Una de las alegrías que nos proporciona ser miembros, desde
hace muchos años, de la Fundación Amigos del Museo del Prado, es que de tanto
en cuanto nos sentimos parte de la donación de una obra a los fondos del museo.
Y más aún en esta ocasión, porque la obra donada es ni más ni menos que «Aníbal
vencedor que por primera vez mira Italia desde los Alpes», de la etapa romana de
Francisco de Goya. El pintor presentó la obra al concurso de la Accademia de
Belle Arti de Parma en 1771 y hasta 1993 estuvo en paradero desconocido, dando
lugar en el mundo del arte a una cierta leyenda sobre «el cuadro perdido de Aníbal». En
diciembre de 2020 la obra fue adquirida por la Fundación y donada al museo.
He disfrutado mucho yendo a ver el cuadro a la sala del museo dedicada a las donaciones de la Fundación de Amigos, la sala 9, resultado de «40 años de amistad», como indica un gran cartel. La pintura muestra a un poderoso Aníbal en primer plano que observa el paisaje de Italia, hacia dónde empieza descender su caballería, señalado por un genio alado. Lo acompaña un jinete abanderado; desde el cielo desciende en su carro la Victoria. A los pies de Aníbal está el río Po, representado por un minotauro.

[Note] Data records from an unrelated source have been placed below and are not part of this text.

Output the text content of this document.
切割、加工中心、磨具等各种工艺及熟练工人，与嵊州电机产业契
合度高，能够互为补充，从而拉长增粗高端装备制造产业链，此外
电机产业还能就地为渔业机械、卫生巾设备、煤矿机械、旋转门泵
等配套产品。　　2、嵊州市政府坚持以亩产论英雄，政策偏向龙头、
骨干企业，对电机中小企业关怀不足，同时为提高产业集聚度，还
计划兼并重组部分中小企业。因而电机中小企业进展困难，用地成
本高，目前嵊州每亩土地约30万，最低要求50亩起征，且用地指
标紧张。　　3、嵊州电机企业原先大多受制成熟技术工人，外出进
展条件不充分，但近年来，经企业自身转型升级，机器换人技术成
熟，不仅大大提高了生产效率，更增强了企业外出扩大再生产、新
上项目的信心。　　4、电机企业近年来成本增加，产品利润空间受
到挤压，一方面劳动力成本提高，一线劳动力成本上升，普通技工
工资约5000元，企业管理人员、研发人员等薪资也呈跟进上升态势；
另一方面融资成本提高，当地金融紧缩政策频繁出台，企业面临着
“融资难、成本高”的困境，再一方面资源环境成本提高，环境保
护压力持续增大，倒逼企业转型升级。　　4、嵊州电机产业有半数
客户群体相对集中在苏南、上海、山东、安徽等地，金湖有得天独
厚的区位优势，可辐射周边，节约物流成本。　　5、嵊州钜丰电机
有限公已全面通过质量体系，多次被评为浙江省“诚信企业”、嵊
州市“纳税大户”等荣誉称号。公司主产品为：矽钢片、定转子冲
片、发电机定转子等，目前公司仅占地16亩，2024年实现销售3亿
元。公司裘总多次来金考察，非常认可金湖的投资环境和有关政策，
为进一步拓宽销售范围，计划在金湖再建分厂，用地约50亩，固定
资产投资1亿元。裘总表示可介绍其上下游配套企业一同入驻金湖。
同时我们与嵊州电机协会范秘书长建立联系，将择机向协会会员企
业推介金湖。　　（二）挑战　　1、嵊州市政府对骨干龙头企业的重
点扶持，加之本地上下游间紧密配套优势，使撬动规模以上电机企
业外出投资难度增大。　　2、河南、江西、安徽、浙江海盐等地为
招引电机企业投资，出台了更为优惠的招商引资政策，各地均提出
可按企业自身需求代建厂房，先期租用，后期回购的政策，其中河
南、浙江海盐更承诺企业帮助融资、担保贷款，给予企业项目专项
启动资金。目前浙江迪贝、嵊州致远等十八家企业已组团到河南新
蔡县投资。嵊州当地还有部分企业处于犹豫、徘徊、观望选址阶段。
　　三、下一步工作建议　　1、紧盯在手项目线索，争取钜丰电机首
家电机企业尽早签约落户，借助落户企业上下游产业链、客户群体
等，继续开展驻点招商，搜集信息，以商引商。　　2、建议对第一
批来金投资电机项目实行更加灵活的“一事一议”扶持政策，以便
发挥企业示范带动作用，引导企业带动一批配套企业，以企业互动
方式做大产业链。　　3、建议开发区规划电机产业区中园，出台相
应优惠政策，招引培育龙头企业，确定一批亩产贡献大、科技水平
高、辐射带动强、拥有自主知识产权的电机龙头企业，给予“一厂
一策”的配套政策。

Más allá del extraordinario valor artístico del cuadro, me fascina escrutar a ese Aníbal concebido por el gran Goya. Toca con la mano la visera del yelmo y tiene los ojos muy abiertos, con un brillo anhelante, atónito y alucinado en ellos. En su figura se reúne una elegante apostura clásica con una actitud enérgica y curiosa al mismo tiempo. Es un hombre situado en el centro de un escenario intemporal, mitológico. Es un hombre acaso tan eterno como los propios dioses. Un hombre llevado en las alas de su destino.